A Toronto lawyer is under investigation for allegedly misappropriating more than $3-million in funds kept in trust for a client and then leaving the country, the Law Society of Upper Canada says in court documents.
Ontario’s legal regulator this week secured a court order to act as a trustee and take control of a group of small law firms that bear the name of Toronto lawyer Javad Heydary, saying he was being investigated for “serious allegations of professional misconduct.” None of the allegations have been tested in court.

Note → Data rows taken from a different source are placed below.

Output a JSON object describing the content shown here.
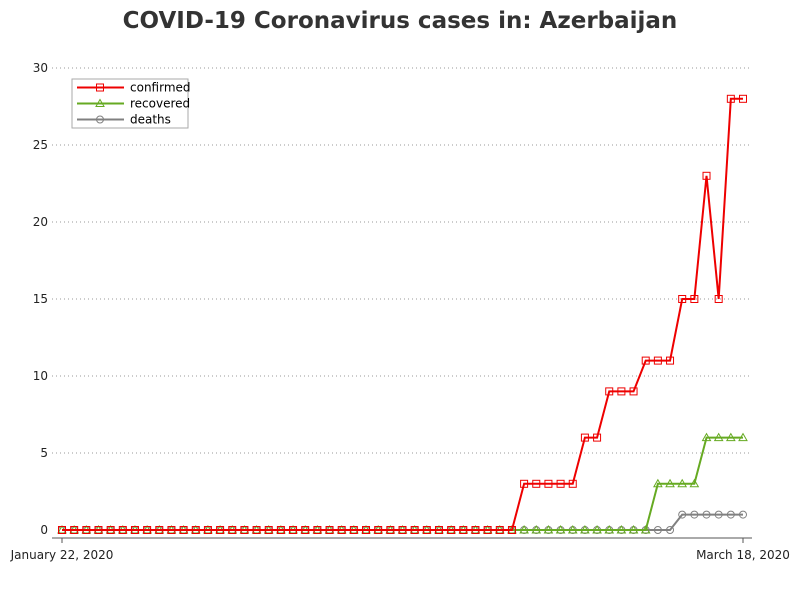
{
  "chart_data": {
    "type": "line",
    "title": "COVID-19 Coronavirus cases in: Azerbaijan",
    "xlabel": "",
    "ylabel": "",
    "x_start_label": "January 22, 2020",
    "x_end_label": "March 18, 2020",
    "x": [
      "2020-01-22",
      "2020-01-23",
      "2020-01-24",
      "2020-01-25",
      "2020-01-26",
      "2020-01-27",
      "2020-01-28",
      "2020-01-29",
      "2020-01-30",
      "2020-01-31",
      "2020-02-01",
      "2020-02-02",
      "2020-02-03",
      "2020-02-04",
      "2020-02-05",
      "2020-02-06",
      "2020-02-07",
      "2020-02-08",
      "2020-02-09",
      "2020-02-10",
      "2020-02-11",
      "2020-02-12",
      "2020-02-13",
      "2020-02-14",
      "2020-02-15",
      "2020-02-16",
      "2020-02-17",
      "2020-02-18",
      "2020-02-19",
      "2020-02-20",
      "2020-02-21",
      "2020-02-22",
      "2020-02-23",
      "2020-02-24",
      "2020-02-25",
      "2020-02-26",
      "2020-02-27",
      "2020-02-28",
      "2020-02-29",
      "2020-03-01",
      "2020-03-02",
      "2020-03-03",
      "2020-03-04",
      "2020-03-05",
      "2020-03-06",
      "2020-03-07",
      "2020-03-08",
      "2020-03-09",
      "2020-03-10",
      "2020-03-11",
      "2020-03-12",
      "2020-03-13",
      "2020-03-14",
      "2020-03-15",
      "2020-03-16",
      "2020-03-17",
      "2020-03-18"
    ],
    "ylim": [
      0,
      30
    ],
    "yticks": [
      0,
      5,
      10,
      15,
      20,
      25,
      30
    ],
    "grid": "horizontal-dotted",
    "legend_position": "top-left",
    "series": [
      {
        "name": "confirmed",
        "color": "#ee0000",
        "marker": "square",
        "values": [
          0,
          0,
          0,
          0,
          0,
          0,
          0,
          0,
          0,
          0,
          0,
          0,
          0,
          0,
          0,
          0,
          0,
          0,
          0,
          0,
          0,
          0,
          0,
          0,
          0,
          0,
          0,
          0,
          0,
          0,
          0,
          0,
          0,
          0,
          0,
          0,
          0,
          0,
          3,
          3,
          3,
          3,
          3,
          6,
          6,
          9,
          9,
          9,
          11,
          11,
          11,
          15,
          15,
          23,
          15,
          28,
          28
        ]
      },
      {
        "name": "recovered",
        "color": "#66aa22",
        "marker": "triangle",
        "values": [
          0,
          0,
          0,
          0,
          0,
          0,
          0,
          0,
          0,
          0,
          0,
          0,
          0,
          0,
          0,
          0,
          0,
          0,
          0,
          0,
          0,
          0,
          0,
          0,
          0,
          0,
          0,
          0,
          0,
          0,
          0,
          0,
          0,
          0,
          0,
          0,
          0,
          0,
          0,
          0,
          0,
          0,
          0,
          0,
          0,
          0,
          0,
          0,
          0,
          3,
          3,
          3,
          3,
          6,
          6,
          6,
          6
        ]
      },
      {
        "name": "deaths",
        "color": "#808080",
        "marker": "circle",
        "values": [
          0,
          0,
          0,
          0,
          0,
          0,
          0,
          0,
          0,
          0,
          0,
          0,
          0,
          0,
          0,
          0,
          0,
          0,
          0,
          0,
          0,
          0,
          0,
          0,
          0,
          0,
          0,
          0,
          0,
          0,
          0,
          0,
          0,
          0,
          0,
          0,
          0,
          0,
          0,
          0,
          0,
          0,
          0,
          0,
          0,
          0,
          0,
          0,
          0,
          0,
          0,
          1,
          1,
          1,
          1,
          1,
          1
        ]
      }
    ]
  }
}
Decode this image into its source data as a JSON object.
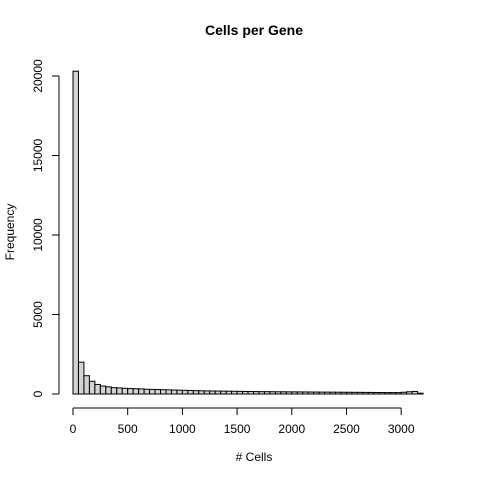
{
  "chart_data": {
    "type": "bar",
    "title": "Cells per Gene",
    "xlabel": "# Cells",
    "ylabel": "Frequency",
    "bin_width": 50,
    "x_start": 0,
    "xlim": [
      0,
      3300
    ],
    "ylim": [
      0,
      20250
    ],
    "x_ticks": [
      0,
      500,
      1000,
      1500,
      2000,
      2500,
      3000
    ],
    "y_ticks": [
      0,
      5000,
      10000,
      15000,
      20000
    ],
    "grid": false,
    "legend": "none",
    "colors": {
      "bar_fill": "#d3d3d3",
      "bar_stroke": "#000000"
    },
    "values": [
      20300,
      2000,
      1150,
      800,
      600,
      500,
      450,
      400,
      380,
      360,
      340,
      330,
      320,
      300,
      290,
      280,
      270,
      260,
      250,
      240,
      230,
      220,
      210,
      200,
      195,
      190,
      185,
      180,
      175,
      170,
      165,
      160,
      155,
      150,
      148,
      145,
      142,
      140,
      138,
      135,
      133,
      130,
      128,
      125,
      122,
      120,
      118,
      115,
      113,
      110,
      108,
      105,
      103,
      100,
      98,
      95,
      93,
      90,
      88,
      85,
      110,
      140,
      160,
      50
    ]
  }
}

Mr. Heydary, who launched a lawsuit last year against the downtown Trump International Hotel & Tower on behalf of aggrieved condo buyers also represented a group of alleged fraud victims from the United States who were suing Bay Street law firm Cassels Brock & Blackwell LLP. He could not be reached on Wednesday.

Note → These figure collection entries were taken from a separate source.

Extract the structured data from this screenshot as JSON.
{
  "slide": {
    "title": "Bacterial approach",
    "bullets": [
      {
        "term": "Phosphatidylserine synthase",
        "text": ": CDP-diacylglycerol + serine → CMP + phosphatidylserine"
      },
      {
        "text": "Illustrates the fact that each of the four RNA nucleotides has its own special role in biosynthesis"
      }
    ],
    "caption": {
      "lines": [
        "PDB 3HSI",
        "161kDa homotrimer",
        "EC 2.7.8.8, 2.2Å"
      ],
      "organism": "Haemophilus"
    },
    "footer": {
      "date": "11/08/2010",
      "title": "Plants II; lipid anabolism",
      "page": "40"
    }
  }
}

According to an affidavit filed in Ontario Superior Court by Lawrence Hadbavny, a lawyer for the Law Society, Mr. Heydary left the country on Nov. 15, although the document does not say where he went.

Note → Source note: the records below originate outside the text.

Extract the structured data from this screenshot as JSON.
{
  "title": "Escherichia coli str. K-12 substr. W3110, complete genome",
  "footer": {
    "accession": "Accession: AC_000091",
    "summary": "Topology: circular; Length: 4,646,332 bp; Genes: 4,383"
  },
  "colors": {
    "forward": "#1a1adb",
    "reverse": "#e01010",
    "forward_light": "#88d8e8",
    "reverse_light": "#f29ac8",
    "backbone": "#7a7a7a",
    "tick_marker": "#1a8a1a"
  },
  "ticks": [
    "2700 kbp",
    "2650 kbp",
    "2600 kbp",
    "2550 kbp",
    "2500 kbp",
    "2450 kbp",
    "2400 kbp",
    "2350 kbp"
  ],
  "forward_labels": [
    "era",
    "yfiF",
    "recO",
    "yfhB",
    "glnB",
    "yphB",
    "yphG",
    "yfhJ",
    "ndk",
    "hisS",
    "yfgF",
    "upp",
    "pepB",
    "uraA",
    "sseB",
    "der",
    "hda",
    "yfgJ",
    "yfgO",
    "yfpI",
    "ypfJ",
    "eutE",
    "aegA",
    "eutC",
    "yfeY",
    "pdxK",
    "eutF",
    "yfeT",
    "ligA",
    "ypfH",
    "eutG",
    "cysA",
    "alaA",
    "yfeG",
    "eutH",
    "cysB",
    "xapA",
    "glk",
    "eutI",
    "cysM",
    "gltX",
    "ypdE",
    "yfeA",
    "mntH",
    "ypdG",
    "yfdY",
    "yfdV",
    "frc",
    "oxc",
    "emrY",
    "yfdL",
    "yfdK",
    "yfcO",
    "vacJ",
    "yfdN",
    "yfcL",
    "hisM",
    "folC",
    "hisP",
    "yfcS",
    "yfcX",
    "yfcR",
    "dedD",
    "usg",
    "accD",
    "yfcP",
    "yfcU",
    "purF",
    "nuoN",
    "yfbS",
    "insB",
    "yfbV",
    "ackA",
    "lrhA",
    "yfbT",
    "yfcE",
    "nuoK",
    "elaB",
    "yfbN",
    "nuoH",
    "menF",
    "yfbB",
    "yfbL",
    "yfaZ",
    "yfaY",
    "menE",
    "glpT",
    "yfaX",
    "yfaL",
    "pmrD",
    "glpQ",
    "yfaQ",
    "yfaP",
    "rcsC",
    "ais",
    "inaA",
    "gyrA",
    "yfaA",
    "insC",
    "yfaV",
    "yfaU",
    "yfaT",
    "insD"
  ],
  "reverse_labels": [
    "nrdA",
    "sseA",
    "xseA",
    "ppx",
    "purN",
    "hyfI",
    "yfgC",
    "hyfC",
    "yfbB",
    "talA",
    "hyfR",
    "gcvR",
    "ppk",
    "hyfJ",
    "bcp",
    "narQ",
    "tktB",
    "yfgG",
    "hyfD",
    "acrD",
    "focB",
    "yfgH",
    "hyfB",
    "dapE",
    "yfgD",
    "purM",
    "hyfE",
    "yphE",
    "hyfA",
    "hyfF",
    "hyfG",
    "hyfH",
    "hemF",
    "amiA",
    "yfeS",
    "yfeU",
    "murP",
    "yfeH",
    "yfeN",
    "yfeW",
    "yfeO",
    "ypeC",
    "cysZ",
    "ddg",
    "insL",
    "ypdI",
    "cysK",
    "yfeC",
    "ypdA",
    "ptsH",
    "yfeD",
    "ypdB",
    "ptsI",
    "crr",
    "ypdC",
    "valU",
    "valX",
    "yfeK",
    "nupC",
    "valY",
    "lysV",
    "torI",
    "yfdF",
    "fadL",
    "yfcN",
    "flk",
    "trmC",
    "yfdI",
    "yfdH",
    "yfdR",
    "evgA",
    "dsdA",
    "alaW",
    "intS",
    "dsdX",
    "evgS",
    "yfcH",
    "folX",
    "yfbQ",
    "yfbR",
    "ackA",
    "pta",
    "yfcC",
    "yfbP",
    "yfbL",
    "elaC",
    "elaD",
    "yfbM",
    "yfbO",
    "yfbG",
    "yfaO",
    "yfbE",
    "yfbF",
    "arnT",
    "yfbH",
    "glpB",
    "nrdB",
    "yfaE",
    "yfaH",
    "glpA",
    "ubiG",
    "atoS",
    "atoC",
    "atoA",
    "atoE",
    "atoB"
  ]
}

The documents say the regulator received a complaint from another lawyer, Ray Thapar, on behalf of clients for whom Mr. Heydary’s law firm was holding $3.6-million in trust.
In a court fight over the money, Heydary Hamilton PC was ordered by a court earlier this month to hand over $2.1-million and provide independent confirmation that the remaining $1.5-million plus interest was still held in trust. According to court documents, the orders were not followed.
The affidavit says the Law Society was told by a lawyer at Heydary Hamilton on Nov. 21 that there was just $319,067.82 left in the firm’s trust account.
Law Society officials met with lawyers and staff at the firm on Nov. 22, the affidavit says, and were told that Mr. Heydary “would be a very strong and disruptive presence in the office” and that they were “concerned about him returning to the office.” Many of the lawyers would leave if he returned, the document says.
The regulator says in the document that it has been told that numerous lawyers had resigned from the firm because of the “various allegations and investigations” and that one or more of the firm’s lawyers had abandoned the business “without making provisions for the protection of client’s interests.”
Mr. Heydary, who is the sole or majority shareholder for several firms – Heydary Hamilton PC, Heydary Elliott PC, Heydary Green PC, Heydary Hayes PC and Heydary Samuel PC – worked out of offices in downtown Toronto and Mississauga. Mr. Heydary was called to the Ontario bar in 2001.